Comment 3 Brady Eidson 2020-07-31 14:03:43 PDT 
(In reply to Tim Horton from comment #2)
> Comment on attachment 405735 [details]
> Patch
> 
> View in context:
> https://bugs.webkit.org/attachment.cgi?id=405735&action=review
> 
> > Source/WebCore/Modules/gamepad/NavigatorGamepad.cpp:80
> > +    RELEASE_ASSERT(domWindow);
> > +    auto* document = domWindow->document();
> > +    RELEASE_ASSERT(document);
> 
> These seem ... aggressive? Why not just bail?

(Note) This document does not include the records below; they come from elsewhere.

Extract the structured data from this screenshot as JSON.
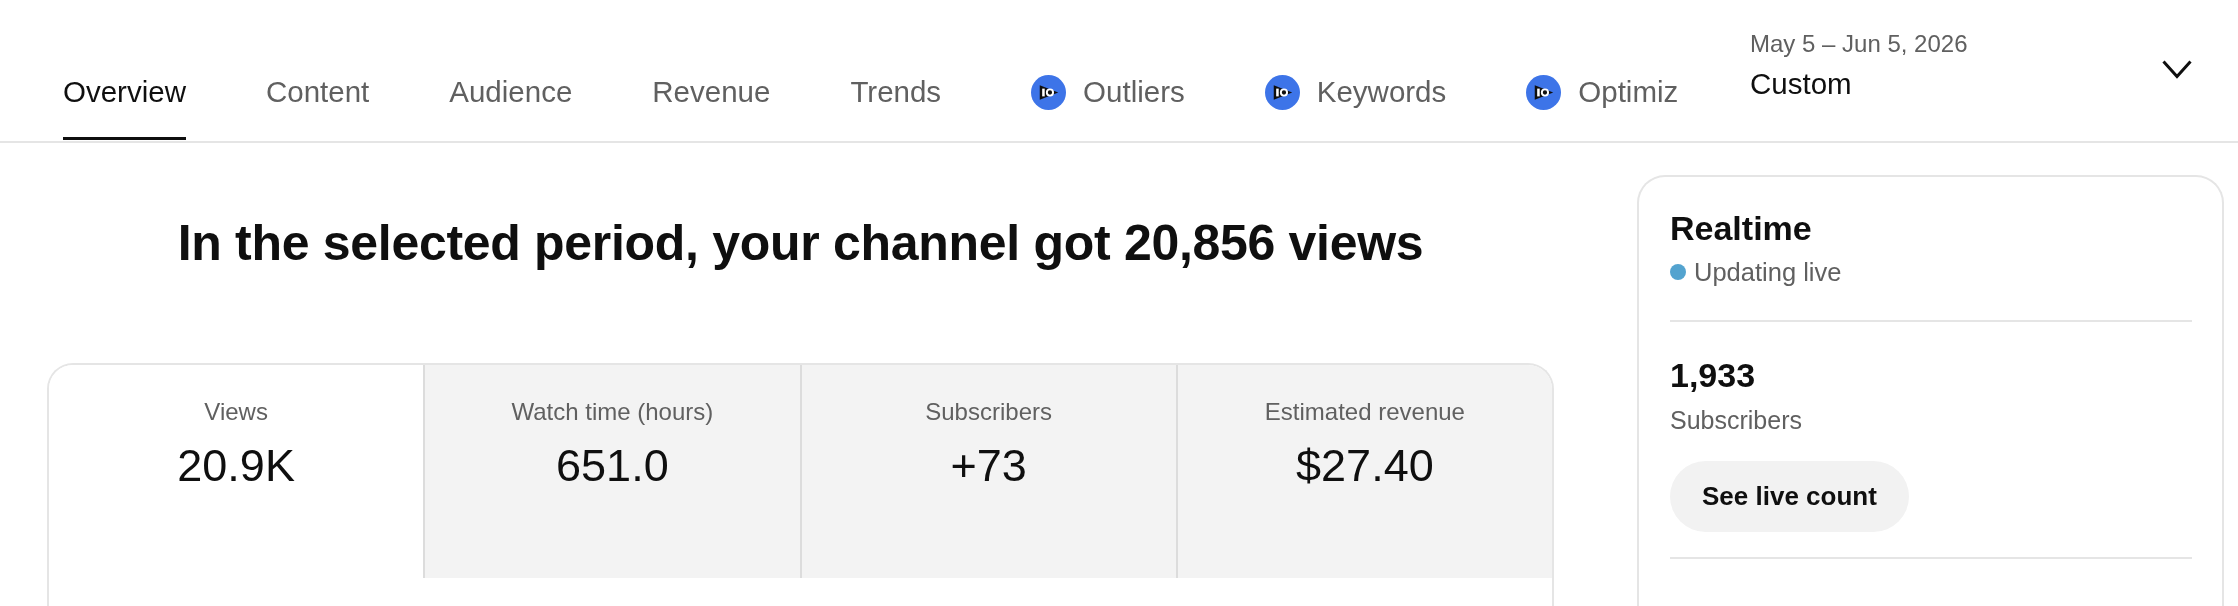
{
  "tabs": [
    {
      "label": "Overview",
      "selected": true,
      "kind": "standard"
    },
    {
      "label": "Content",
      "selected": false,
      "kind": "standard"
    },
    {
      "label": "Audience",
      "selected": false,
      "kind": "standard"
    },
    {
      "label": "Revenue",
      "selected": false,
      "kind": "standard"
    },
    {
      "label": "Trends",
      "selected": false,
      "kind": "standard"
    },
    {
      "label": "Outliers",
      "selected": false,
      "kind": "extension"
    },
    {
      "label": "Keywords",
      "selected": false,
      "kind": "extension"
    },
    {
      "label": "Optimiz",
      "selected": false,
      "kind": "extension"
    }
  ],
  "date_range": {
    "range": "May 5 – Jun 5, 2026",
    "preset": "Custom"
  },
  "headline": "In the selected period, your channel got 20,856 views",
  "metrics": [
    {
      "label": "Views",
      "value": "20.9K",
      "selected": true
    },
    {
      "label": "Watch time (hours)",
      "value": "651.0",
      "selected": false
    },
    {
      "label": "Subscribers",
      "value": "+73",
      "selected": false
    },
    {
      "label": "Estimated revenue",
      "value": "$27.40",
      "selected": false
    }
  ],
  "realtime": {
    "title": "Realtime",
    "status": "Updating live",
    "stat_value": "1,933",
    "stat_label": "Subscribers",
    "button": "See live count"
  }
}
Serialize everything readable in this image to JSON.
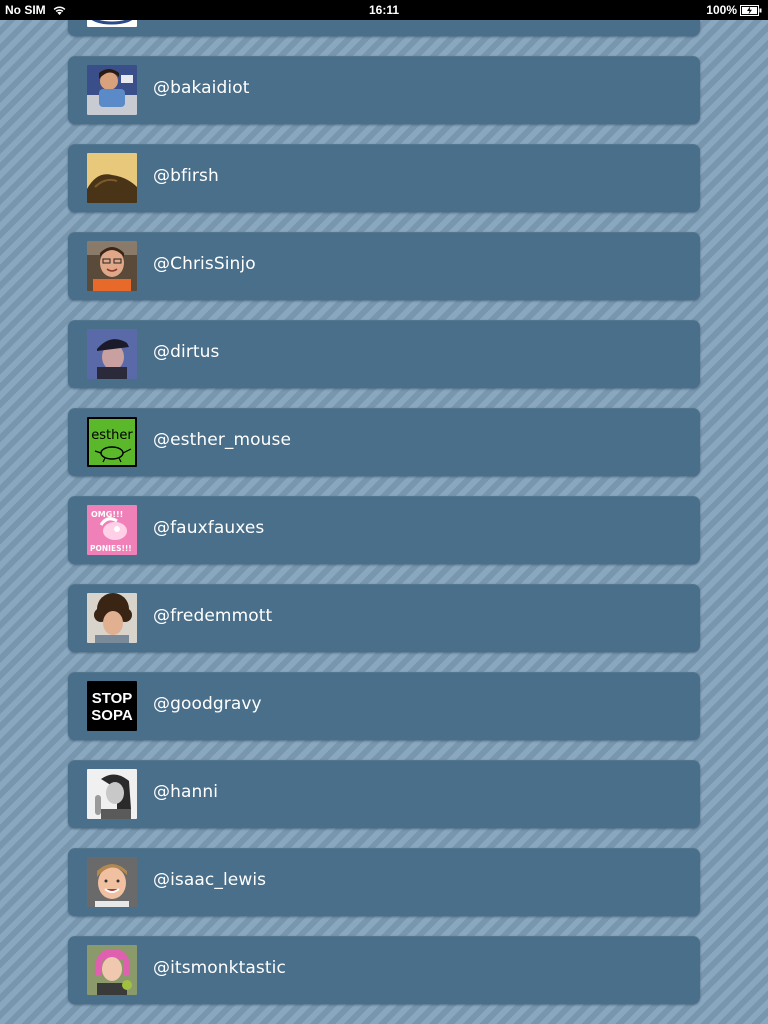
{
  "status_bar": {
    "carrier": "No SIM",
    "time": "16:11",
    "battery": "100%"
  },
  "users": [
    {
      "handle": "",
      "avatar": "partial-logo-avatar"
    },
    {
      "handle": "@bakaidiot",
      "avatar": "person-photo-avatar"
    },
    {
      "handle": "@bfirsh",
      "avatar": "hair-closeup-avatar"
    },
    {
      "handle": "@ChrisSinjo",
      "avatar": "smiling-man-avatar"
    },
    {
      "handle": "@dirtus",
      "avatar": "man-with-cap-avatar"
    },
    {
      "handle": "@esther_mouse",
      "avatar": "green-esther-logo-avatar",
      "avatar_text": "esther"
    },
    {
      "handle": "@fauxfauxes",
      "avatar": "pink-omg-ponies-avatar",
      "avatar_text_top": "OMG!!!",
      "avatar_text_bottom": "PONIES!!!"
    },
    {
      "handle": "@fredemmott",
      "avatar": "curly-hair-man-avatar"
    },
    {
      "handle": "@goodgravy",
      "avatar": "stop-sopa-avatar",
      "avatar_text_top": "STOP",
      "avatar_text_bottom": "SOPA"
    },
    {
      "handle": "@hanni",
      "avatar": "black-white-woman-avatar"
    },
    {
      "handle": "@isaac_lewis",
      "avatar": "smiling-young-man-avatar"
    },
    {
      "handle": "@itsmonktastic",
      "avatar": "pink-hair-woman-avatar"
    }
  ]
}
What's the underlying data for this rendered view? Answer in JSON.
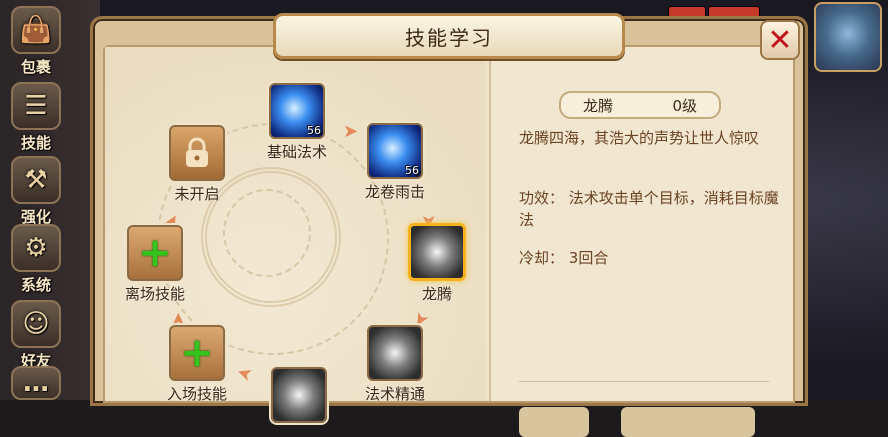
{
  "sidebar": {
    "items": [
      {
        "label": "包裹",
        "icon": "bag-icon"
      },
      {
        "label": "技能",
        "icon": "skill-book-icon"
      },
      {
        "label": "强化",
        "icon": "hammer-icon"
      },
      {
        "label": "系统",
        "icon": "gear-icon"
      },
      {
        "label": "好友",
        "icon": "friend-avatar-icon"
      }
    ]
  },
  "dialog": {
    "title": "技能学习",
    "close_icon": "close-x-icon"
  },
  "skill_tree": {
    "nodes": [
      {
        "id": "basic",
        "label": "基础法术",
        "level": "56",
        "icon": "blue-orb-icon"
      },
      {
        "id": "tornado",
        "label": "龙卷雨击",
        "level": "56",
        "icon": "blue-storm-icon"
      },
      {
        "id": "dragon",
        "label": "龙腾",
        "level": "",
        "icon": "dragon-icon",
        "selected": true
      },
      {
        "id": "mastery",
        "label": "法术精通",
        "level": "",
        "icon": "grey-dragon-icon"
      },
      {
        "id": "enter",
        "label": "入场技能",
        "level": "",
        "icon": "plus-icon"
      },
      {
        "id": "leave",
        "label": "离场技能",
        "level": "",
        "icon": "plus-icon"
      },
      {
        "id": "locked",
        "label": "未开启",
        "level": "",
        "icon": "lock-icon"
      }
    ]
  },
  "detail": {
    "name": "龙腾",
    "level": "0级",
    "description": "龙腾四海，其浩大的声势让世人惊叹",
    "effect_label": "功效：",
    "effect_text": "法术攻击单个目标，消耗目标魔法",
    "cooldown_label": "冷却：",
    "cooldown_text": "3回合"
  },
  "colors": {
    "panel_border": "#9b7747",
    "selected_border": "#f5b21a",
    "desc_text": "#6b4222",
    "close_x": "#c0141b"
  }
}
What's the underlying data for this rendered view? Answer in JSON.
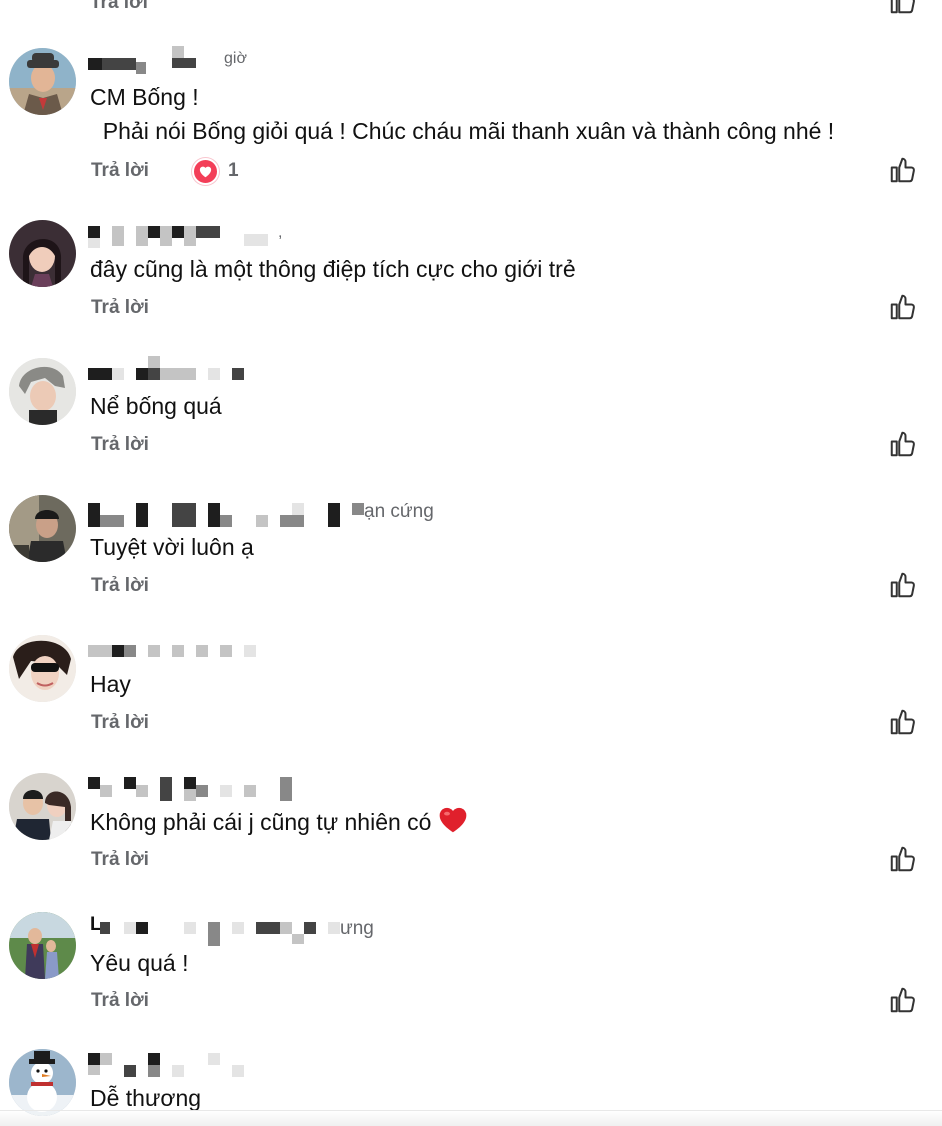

Yah, because the signature to return an actual array is a bummer.
I'll deal with it now sub optimally.
Comment 4 Brady Eidson 2020-07-31 14:07:09 PDT 
Created attachment 405736 [details]
Patch
Comment 5 EWS 2020-07-31 15:14:10 PDT 
Committed r265160: <https://trac.webkit.org/changeset/265160>

All reviewed patches have been landed. Closing bug and clearing flags on attachment 405736 [details].
Comment 6 Radar WebKit Bug Importer 2020-07-31 15:15:23 PDT 
<rdar://problem/66401022>
Comment 7 Darin Adler 2020-08-02 12:28:16 PDT 
Comment on attachment 405736 [details]
Patch

View in context: https://bugs.webkit.org/attachment.cgi?id=405736&action=review

> Source/WebCore/Modules/gamepad/NavigatorGamepad.cpp:86
> +        static std::once_flag onceFlag;
> +        std::call_once(onceFlag, [document] {

I noticed that lots of people use the thread-safe std::call_once in code that otherwise is not thread safe. I often ask them to use a boolean instead. Am I the baddie?
Comment 8 Aakash Jain 2020-08-03 13:35:41 PDT 
(In reply to EWS from comment #5)
> Committed r265160: <https://trac.webkit.org/changeset/265160>
This introduced a broken test for windows: http/tests/misc/gamepads-insecure.html 

EWS also warned about this failure, tracked in Bug 215099.